# Any shirts with out tags or labels



## nohl33 (Nov 12, 2011)

hello. i am starting a clothing company and i was wondering if there were any companies that sold blank t shirts with absolutly 100% no writing, logos, or anything on it. Do i need to order it from china. i just need help with this question. thanks.


----------



## Rodney (Nov 3, 2004)

You probably won't find any completely "tagless" blank t-shirts because t-shirts have to have some type of tags in them when they are made for sale.

You may find t-shirts with easy to tear away tags which makes it easy for relabeling. There's a list of those type t-shirts here: http://www.t-shirtforums.com/find-wholesale-blank-t-shirts-other-imprintable-products/t51133.html

When people want t-shirts with their own brand tag in the neck label, they usually just buy whatever t-shirt brand they like and remove tags (whether it's woven in like American Apparel or tear away like Alstyle) and then have the screen printer they work with sew in new tags for them or screen print a printed label in the neckline.


----------



## shirtsinbulk (Feb 6, 2009)

The Tagless T-shirts by Hanes are really popular. They are also soft as well.


----------



## Rodney (Nov 3, 2004)

shirtsinbulk said:


> The Tagless T-shirts by Hanes are really popular. They are also soft as well.
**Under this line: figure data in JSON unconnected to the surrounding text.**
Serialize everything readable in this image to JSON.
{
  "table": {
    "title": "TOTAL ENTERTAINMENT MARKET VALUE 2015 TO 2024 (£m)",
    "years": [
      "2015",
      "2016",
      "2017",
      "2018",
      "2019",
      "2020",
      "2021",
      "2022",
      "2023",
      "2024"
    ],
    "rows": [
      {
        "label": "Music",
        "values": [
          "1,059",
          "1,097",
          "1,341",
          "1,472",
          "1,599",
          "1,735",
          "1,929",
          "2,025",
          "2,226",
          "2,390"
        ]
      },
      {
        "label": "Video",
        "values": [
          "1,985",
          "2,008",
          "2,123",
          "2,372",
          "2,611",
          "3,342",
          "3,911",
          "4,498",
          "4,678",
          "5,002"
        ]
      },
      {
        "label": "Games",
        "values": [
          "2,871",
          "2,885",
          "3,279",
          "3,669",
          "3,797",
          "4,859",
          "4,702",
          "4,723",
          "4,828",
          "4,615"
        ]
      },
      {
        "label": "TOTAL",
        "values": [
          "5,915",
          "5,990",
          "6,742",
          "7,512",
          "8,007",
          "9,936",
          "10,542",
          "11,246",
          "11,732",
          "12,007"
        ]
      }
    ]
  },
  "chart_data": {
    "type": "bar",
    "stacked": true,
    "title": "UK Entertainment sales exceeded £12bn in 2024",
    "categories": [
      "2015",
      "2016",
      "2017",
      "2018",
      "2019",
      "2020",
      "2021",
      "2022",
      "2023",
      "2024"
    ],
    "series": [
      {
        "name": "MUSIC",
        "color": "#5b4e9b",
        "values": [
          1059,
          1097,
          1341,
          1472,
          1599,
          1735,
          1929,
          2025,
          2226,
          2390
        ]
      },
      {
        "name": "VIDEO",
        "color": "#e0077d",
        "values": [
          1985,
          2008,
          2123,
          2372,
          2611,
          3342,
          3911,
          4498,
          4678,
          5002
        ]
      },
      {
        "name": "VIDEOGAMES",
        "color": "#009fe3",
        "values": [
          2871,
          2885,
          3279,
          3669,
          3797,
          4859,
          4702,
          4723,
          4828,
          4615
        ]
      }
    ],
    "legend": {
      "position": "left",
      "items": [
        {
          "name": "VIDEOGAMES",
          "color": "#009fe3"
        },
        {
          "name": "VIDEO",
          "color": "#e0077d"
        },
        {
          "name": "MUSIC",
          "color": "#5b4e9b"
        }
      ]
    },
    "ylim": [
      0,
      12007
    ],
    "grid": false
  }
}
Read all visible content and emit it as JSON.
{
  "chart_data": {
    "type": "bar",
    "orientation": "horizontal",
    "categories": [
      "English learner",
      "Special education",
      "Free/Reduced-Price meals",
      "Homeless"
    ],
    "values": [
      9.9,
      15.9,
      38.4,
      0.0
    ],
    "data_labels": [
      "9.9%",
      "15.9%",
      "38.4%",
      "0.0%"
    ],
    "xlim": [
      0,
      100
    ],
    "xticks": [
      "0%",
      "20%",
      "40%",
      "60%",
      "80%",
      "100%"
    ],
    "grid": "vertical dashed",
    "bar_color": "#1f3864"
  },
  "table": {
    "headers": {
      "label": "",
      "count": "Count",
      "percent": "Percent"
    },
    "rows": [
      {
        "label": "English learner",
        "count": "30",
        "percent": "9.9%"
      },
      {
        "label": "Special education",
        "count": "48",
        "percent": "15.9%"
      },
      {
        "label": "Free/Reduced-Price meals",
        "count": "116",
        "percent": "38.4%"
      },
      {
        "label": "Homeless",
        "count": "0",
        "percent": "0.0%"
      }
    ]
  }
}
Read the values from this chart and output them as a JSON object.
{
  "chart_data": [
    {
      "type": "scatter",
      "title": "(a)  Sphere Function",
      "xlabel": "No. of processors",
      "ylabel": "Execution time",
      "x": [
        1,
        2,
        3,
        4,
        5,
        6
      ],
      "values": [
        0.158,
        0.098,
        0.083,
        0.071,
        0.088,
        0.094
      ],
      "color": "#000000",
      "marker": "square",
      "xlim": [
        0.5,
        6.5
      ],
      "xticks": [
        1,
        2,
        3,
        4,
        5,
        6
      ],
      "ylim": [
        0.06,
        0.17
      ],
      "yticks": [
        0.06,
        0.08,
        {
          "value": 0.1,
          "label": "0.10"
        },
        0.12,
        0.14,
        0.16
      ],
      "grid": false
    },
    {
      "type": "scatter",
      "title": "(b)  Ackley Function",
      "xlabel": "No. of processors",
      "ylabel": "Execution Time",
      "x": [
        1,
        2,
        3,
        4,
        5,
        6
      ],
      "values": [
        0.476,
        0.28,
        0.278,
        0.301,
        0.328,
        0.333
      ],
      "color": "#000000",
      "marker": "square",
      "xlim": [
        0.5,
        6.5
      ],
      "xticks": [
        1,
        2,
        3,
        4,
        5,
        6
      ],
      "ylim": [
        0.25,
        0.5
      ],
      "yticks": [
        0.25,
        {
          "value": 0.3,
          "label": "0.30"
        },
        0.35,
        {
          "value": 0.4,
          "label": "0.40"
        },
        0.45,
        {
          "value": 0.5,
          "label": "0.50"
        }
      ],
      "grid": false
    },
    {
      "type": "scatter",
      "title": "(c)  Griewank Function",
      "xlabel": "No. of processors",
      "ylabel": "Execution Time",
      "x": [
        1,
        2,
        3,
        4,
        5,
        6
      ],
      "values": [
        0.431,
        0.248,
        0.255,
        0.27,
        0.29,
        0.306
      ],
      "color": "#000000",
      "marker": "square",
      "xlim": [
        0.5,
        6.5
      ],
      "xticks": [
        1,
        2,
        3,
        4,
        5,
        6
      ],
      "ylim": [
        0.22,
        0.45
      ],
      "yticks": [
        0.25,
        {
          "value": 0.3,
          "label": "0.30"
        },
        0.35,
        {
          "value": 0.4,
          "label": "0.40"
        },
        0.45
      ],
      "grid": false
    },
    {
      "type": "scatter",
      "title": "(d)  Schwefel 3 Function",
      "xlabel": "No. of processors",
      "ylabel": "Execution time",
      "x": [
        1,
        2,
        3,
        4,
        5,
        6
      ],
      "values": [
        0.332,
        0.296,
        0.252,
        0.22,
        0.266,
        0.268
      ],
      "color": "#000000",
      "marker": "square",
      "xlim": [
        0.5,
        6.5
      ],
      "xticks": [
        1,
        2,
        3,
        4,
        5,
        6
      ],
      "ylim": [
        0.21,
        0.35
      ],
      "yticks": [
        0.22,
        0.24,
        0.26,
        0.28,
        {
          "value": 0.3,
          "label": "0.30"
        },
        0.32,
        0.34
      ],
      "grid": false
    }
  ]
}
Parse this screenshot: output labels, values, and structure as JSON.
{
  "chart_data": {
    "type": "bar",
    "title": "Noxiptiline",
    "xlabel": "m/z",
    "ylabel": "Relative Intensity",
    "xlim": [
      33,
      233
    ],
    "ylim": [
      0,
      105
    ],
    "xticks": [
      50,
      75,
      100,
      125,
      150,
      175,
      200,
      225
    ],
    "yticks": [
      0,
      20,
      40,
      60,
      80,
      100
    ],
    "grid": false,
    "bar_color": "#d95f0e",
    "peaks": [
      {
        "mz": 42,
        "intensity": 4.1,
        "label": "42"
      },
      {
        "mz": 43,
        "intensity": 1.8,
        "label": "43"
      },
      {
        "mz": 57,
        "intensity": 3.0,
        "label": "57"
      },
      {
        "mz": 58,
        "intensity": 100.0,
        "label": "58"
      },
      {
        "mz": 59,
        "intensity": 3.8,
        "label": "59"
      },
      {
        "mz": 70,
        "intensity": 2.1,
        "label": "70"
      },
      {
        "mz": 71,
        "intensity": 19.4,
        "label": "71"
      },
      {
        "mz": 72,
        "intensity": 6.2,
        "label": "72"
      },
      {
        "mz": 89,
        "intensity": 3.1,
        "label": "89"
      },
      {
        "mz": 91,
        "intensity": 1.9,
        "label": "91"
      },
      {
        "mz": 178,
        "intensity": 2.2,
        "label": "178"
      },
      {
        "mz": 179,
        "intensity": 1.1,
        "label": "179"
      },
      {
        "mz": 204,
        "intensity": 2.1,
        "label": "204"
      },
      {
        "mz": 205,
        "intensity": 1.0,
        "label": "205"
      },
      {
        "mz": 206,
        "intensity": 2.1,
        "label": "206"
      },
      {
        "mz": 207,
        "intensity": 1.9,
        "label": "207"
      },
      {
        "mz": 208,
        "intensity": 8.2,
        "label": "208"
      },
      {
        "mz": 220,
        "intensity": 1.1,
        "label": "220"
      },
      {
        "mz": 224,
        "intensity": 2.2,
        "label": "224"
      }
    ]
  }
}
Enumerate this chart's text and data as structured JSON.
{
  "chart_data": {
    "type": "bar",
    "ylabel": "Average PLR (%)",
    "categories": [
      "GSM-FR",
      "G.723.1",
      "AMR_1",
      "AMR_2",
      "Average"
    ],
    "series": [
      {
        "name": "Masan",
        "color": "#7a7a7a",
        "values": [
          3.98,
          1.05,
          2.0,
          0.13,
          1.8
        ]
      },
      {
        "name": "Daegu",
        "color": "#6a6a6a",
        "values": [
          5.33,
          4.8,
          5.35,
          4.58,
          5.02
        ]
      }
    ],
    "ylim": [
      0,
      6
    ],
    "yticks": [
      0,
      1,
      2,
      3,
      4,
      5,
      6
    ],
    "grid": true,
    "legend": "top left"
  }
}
Those t-shirts still have printed tags in the neckline. The original poster was asking for t-shirts totally without tags.


----------



## hope4man (Nov 2, 2011)

i dont know of any except for the tear away tags that seam pretty good. i used to use the hanes 4980 but then they went completely tagless and started transferring their logo on the inside of the neck


----------



## 321go (Aug 13, 2011)

anvil tearaway tag. you just pull on it and it comes out, they are pretty good. they dont shrink or lose shape either


----------



## 321go (Aug 13, 2011)

here is the link Anvil Heavyweight Blue Label T-Shirt - Style A779 - From PAG Leisurewear


----------



## hanan24 (May 25, 2011)

I want to start my brand but still don't have a federal tax ID to order blank t-shirt from American Apparel, so what should I do I need help.


----------



## 321go (Aug 13, 2011)

hanan24 said:


> I want to start my brand but still don't have a federal tax ID to order blank t-shirt from American Apparel, so what should I do I need help.


are you sure you cant order from them without a tax id? give them a call or send an email to check. If not then see if they have them on ebay, alot of people sell blank apparel at wholesale prices on ebay, and the postage costs are usually cheaper than from the main distributers.
Most wholesalers dont "need" a tax id to buy from them, not here in the UK atleast


----------